Рулевой правил вслепую по гирокомпа́су. Иллюминаторы перед ним лишь светлели и темнели, не освобождаясь от потоков. Волна била в левую скулу катера, с легкостью разворачивая корпус. И катер скатывался по склону лагом, поперек курса. И каждый следующий вал грозил опрокинуть, если не успеешь развернуться навстречу ему. Рулевые успевали, хотя и выматывались начисто за десять-пятнадцать минут вахты. Только Выре не было подмены. На океанском переходе, подобно господу-богу, он оказался единым в трех лицах, то есть нес службу и за себя, как командира катера, и за не назначенного еще помощника командира, и за штурмана. Что делать? Из-за нехватки личного состава вместо штатных тридцати пяти человек экипаж временно сократили до двадцати. Одно из спальных мест в офицерской каюте занимал пока дивизионный механик, но ему нельзя было доверить ходовой вахты.

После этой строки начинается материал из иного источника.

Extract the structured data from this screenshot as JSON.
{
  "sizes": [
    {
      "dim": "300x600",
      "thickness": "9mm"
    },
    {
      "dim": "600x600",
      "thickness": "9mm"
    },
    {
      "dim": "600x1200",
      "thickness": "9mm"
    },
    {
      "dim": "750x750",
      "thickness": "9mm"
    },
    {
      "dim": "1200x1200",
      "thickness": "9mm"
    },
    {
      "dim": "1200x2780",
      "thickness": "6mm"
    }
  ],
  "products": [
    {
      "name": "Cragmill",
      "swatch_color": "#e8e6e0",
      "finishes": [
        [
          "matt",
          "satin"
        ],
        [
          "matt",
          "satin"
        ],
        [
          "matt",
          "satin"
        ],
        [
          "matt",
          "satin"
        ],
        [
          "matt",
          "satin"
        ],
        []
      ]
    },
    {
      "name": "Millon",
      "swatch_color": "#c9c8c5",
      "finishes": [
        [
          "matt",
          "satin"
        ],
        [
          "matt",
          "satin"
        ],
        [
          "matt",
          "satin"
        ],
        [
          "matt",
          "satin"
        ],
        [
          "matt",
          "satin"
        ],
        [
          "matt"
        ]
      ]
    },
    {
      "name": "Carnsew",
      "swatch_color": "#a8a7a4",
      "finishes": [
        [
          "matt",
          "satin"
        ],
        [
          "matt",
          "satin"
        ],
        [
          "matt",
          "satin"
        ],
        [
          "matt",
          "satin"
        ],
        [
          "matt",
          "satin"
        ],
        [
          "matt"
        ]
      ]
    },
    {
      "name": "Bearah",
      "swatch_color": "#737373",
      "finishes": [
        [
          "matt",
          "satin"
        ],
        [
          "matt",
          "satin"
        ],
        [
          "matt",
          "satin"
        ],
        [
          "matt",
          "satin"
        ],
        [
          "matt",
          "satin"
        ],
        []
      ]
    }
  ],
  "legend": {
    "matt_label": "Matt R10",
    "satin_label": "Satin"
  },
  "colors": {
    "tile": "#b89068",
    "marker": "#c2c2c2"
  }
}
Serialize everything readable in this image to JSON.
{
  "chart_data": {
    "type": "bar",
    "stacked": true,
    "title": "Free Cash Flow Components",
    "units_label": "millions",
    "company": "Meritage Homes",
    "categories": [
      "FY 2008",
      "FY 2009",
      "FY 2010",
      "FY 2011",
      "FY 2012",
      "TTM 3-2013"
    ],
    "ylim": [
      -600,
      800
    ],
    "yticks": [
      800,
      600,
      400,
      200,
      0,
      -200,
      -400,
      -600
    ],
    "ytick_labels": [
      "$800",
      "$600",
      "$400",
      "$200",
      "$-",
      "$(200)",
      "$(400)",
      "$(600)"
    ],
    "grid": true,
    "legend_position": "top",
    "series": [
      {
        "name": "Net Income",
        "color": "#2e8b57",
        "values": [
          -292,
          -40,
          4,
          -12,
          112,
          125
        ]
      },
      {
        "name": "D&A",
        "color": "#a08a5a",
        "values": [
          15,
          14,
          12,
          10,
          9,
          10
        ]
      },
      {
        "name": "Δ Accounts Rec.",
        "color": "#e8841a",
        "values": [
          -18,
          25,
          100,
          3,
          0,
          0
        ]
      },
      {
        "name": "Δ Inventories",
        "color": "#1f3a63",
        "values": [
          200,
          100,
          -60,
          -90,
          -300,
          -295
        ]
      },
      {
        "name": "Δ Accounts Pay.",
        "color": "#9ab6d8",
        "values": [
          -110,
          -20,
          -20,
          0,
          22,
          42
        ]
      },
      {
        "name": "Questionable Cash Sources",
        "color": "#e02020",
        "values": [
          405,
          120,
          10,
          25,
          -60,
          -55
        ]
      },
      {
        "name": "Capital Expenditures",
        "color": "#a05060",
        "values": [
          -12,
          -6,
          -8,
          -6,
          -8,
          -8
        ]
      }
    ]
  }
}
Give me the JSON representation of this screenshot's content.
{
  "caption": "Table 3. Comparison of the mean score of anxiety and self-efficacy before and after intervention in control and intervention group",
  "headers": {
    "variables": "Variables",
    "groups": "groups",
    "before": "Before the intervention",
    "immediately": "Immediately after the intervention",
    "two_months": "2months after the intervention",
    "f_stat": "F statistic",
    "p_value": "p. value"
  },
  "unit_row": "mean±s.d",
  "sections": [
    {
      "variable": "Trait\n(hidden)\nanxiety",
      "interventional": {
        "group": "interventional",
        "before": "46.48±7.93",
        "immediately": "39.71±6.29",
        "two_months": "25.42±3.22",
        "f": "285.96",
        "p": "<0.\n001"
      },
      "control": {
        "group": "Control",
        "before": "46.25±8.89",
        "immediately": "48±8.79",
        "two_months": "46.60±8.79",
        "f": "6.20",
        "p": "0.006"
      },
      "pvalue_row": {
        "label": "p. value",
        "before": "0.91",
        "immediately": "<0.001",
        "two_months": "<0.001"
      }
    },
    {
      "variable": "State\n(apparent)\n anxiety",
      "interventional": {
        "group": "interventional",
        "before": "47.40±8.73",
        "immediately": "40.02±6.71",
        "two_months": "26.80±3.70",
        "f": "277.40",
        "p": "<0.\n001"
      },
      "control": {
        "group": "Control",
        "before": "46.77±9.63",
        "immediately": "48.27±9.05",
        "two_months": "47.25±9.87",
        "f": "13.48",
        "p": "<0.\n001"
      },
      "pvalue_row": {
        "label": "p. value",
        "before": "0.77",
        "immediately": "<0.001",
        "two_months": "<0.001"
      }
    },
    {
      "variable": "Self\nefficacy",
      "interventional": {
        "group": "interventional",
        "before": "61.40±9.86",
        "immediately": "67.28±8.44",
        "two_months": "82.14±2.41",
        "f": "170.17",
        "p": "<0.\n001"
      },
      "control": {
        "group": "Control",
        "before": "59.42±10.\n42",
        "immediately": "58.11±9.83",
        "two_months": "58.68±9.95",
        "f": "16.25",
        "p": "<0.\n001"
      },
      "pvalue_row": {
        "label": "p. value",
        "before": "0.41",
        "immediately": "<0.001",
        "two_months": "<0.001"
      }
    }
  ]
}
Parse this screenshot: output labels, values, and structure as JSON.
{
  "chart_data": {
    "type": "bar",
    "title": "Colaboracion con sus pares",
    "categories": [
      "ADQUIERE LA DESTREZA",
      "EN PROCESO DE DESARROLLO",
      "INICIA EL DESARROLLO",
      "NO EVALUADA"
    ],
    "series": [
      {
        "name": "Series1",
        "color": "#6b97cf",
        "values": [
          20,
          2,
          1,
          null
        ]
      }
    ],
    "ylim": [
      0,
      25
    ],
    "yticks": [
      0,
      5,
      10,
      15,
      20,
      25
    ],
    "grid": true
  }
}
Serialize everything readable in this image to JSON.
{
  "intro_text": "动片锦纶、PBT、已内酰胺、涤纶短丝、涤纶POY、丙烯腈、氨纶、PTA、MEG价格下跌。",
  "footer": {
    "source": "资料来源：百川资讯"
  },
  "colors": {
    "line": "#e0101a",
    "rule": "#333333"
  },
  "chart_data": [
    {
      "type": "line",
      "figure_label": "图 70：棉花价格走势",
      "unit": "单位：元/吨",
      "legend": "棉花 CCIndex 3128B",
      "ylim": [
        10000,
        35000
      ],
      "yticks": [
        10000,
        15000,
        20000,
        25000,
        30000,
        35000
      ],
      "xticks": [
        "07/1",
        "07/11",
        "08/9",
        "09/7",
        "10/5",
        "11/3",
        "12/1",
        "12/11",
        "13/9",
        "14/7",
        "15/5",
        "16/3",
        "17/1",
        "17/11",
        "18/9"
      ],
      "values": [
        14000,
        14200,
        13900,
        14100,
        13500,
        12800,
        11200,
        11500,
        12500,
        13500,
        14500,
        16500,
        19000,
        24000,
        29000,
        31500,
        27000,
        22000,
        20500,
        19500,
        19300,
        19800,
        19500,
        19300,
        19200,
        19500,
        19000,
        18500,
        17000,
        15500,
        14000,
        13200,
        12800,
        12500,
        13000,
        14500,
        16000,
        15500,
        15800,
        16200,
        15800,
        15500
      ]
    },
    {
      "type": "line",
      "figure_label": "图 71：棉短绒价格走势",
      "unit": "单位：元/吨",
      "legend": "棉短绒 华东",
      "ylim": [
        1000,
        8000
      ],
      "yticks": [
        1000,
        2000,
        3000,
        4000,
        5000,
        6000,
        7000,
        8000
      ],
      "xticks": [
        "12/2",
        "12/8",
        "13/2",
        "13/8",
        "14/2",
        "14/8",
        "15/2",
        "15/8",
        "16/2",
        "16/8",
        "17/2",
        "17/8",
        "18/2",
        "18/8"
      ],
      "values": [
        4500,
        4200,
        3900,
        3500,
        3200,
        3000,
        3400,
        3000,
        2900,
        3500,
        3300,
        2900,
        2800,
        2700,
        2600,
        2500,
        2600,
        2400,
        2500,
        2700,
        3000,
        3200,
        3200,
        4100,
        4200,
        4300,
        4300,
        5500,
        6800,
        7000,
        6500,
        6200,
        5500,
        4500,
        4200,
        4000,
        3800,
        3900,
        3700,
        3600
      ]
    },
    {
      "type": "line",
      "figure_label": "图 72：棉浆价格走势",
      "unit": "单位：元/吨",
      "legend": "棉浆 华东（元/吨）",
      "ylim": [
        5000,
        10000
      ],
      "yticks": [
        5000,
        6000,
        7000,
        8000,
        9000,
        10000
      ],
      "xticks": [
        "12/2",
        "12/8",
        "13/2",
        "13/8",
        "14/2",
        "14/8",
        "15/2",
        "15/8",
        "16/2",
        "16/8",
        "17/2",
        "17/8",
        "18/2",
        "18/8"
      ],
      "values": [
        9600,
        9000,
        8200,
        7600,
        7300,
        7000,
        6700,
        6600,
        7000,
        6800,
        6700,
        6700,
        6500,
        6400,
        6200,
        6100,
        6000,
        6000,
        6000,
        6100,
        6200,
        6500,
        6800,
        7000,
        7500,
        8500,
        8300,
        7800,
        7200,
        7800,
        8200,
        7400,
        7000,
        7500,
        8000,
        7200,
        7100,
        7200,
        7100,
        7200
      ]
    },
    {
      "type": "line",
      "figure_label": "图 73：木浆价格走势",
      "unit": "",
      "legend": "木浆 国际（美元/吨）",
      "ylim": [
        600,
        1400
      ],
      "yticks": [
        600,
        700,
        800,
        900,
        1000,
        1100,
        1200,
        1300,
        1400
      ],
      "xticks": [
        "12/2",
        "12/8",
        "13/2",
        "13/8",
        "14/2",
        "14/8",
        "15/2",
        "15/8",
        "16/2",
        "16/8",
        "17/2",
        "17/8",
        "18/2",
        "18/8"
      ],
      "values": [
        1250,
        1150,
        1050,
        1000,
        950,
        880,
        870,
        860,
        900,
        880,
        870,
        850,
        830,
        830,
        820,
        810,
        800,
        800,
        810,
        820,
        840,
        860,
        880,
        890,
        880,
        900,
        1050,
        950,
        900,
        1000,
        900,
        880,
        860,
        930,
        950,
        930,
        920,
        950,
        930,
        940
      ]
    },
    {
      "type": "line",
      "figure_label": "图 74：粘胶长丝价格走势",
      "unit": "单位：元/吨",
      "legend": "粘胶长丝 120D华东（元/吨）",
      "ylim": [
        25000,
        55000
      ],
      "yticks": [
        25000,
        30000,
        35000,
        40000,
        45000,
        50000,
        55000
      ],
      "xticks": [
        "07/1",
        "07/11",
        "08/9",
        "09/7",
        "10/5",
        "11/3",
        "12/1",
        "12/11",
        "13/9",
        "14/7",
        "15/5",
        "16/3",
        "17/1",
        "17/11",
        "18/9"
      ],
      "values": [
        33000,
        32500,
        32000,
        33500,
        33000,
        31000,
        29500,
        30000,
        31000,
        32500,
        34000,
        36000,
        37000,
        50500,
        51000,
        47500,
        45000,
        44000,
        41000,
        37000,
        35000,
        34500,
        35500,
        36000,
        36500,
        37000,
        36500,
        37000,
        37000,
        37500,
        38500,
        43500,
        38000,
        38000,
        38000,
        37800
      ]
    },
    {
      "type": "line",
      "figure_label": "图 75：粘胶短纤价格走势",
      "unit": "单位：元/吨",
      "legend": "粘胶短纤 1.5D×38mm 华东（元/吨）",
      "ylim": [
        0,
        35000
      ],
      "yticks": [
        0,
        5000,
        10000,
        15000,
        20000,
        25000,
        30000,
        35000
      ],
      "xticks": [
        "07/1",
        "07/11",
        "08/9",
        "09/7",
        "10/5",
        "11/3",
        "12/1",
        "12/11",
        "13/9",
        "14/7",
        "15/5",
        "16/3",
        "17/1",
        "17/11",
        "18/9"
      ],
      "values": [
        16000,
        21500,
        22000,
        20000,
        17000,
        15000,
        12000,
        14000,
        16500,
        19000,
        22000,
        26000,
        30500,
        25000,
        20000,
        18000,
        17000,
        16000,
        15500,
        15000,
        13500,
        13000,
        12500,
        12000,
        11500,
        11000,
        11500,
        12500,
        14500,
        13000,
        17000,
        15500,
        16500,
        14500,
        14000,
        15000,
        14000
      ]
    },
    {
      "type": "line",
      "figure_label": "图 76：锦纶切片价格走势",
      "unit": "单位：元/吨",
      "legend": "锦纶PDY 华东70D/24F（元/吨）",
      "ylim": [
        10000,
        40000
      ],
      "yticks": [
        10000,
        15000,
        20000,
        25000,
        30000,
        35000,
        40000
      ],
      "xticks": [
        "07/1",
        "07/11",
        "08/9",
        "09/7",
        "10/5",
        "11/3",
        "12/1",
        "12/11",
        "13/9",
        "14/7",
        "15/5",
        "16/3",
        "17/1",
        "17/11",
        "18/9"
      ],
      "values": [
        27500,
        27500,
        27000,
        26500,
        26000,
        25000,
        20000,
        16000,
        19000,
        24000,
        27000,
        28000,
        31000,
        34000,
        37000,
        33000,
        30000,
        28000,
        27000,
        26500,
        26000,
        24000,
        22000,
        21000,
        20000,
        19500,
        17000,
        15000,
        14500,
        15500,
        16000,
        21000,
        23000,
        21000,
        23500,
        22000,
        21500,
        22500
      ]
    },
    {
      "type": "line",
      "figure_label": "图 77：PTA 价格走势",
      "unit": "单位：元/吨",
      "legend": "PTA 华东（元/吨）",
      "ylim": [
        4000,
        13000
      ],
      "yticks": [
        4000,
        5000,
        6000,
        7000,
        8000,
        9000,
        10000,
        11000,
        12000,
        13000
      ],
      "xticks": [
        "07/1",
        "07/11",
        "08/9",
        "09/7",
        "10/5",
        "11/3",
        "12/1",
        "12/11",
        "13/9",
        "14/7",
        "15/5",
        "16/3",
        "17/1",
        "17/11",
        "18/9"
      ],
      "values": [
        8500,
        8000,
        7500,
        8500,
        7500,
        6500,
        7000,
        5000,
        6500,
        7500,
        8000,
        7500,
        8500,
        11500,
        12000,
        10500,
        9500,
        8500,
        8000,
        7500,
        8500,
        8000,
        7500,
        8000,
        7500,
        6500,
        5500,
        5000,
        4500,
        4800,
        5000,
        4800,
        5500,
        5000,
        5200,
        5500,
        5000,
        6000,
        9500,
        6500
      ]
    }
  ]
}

Старший лейтенант Выра с беспокойством ощущал, как его катер, постепенно тяжелея, всё трудней всходил на волну. Он уже не «отыгрывался», сбрасывая с палубы воду, а протыкал гребень, шел в пучину вроде подлодки. Вот какая расплата ожидала Выру за бессовестное куркульство. И ему вдруг показалось, что щедрость американских властей и либерализм портового надзора были не случайны.
«Вот карась, — запоздало корил он себя. — Хиба ж кто знал? Клюнул на голый крючок».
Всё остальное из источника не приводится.